If you’ve read the blog for very long, you probably know that I’m a big proponent of thoughtful and customized asset allocation. The percentage of your portfolio invested in stocks, bonds, cash, and real estate should vary based on your personal financial objectives and tolerance for risk.
In fact there are plenty of studies contending that asset allocation determines the vast majority of your portfolio’s return. In other words, it doesn’t matter as much which stock or bond you choose to invest in. It matters far more how much of your portfolio is invested in stocks or bonds in the aggregate.
The Importance of Portfolio Rebalancing
If you’ve ever managed your portfolio (or anyone else’s for that matter) you also know that over time your portfolio’s asset allocation will change as the market fluctuates. If you start with 60% in stocks and 40% in bonds, you might find your portfolio weighted 70% in stocks and only 30% in bonds after an appreciation in the stock market – especially since bonds tend to fall when stocks rise.

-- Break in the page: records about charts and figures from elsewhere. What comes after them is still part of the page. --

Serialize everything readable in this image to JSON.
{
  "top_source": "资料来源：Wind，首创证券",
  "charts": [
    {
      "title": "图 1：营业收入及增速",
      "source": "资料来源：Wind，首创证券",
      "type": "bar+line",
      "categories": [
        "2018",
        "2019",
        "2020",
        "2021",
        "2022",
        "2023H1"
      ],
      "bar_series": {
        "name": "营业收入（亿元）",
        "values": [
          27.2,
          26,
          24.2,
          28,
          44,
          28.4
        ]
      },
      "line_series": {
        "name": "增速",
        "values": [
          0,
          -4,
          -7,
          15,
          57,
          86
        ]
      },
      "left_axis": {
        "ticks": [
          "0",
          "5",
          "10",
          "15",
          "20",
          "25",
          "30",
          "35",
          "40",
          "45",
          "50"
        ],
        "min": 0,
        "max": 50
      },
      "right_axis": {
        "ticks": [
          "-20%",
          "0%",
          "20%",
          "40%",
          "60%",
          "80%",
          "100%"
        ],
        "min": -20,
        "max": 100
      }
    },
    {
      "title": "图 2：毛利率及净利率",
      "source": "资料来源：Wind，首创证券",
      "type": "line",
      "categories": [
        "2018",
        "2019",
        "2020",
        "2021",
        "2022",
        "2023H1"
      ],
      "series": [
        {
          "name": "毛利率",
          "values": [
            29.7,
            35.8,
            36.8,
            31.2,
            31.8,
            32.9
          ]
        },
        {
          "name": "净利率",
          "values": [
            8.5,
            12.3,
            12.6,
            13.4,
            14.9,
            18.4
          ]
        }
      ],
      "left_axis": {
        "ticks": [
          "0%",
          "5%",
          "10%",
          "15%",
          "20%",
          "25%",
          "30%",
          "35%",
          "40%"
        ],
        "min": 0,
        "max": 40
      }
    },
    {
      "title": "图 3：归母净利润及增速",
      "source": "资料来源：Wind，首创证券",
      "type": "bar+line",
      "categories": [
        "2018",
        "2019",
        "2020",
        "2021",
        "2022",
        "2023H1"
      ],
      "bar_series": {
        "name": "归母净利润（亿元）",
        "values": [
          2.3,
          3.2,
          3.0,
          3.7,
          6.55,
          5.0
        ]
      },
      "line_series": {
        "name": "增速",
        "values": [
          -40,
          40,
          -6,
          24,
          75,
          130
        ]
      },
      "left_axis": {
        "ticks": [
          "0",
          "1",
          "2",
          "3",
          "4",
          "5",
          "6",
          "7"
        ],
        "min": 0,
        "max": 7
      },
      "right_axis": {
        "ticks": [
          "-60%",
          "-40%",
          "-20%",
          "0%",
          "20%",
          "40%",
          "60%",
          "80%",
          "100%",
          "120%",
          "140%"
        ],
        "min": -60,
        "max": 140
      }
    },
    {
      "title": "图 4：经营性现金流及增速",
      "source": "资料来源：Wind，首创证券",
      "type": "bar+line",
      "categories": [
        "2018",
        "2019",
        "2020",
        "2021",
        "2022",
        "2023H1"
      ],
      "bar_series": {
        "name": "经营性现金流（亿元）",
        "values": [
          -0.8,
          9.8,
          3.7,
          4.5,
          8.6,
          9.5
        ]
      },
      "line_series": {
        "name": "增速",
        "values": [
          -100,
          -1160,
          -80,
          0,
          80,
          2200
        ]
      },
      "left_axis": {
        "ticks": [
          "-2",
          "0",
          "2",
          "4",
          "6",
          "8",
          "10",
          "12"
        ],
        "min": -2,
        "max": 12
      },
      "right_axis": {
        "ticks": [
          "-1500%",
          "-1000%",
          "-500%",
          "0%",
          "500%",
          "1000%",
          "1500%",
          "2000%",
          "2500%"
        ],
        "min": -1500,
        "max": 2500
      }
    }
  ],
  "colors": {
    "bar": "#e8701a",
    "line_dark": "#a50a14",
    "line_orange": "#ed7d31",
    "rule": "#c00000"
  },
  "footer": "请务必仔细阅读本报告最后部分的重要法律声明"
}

This is why it’s important to rebalance your portfolio over time. The whole point of building a customized asset allocation is to match the risk in your portfolio to your personal risk tolerance. As your individual investments fluctuate in value, selling some of the appreciated positions and replacing them with some of the depreciated positions brings your portfolio back to its intended allocation.
For example, if a 60/40 portfolio became 70/30 after the markets moved, you’d want to sell stocks that represent 10% of your portfolio and use the cash to purchase bonds – returning to your original 60/40 allocation. Without rebalancing, your portfolio would continue to stray over time, ensuring a level of portfolio risk that’s higher or lower than you’d like.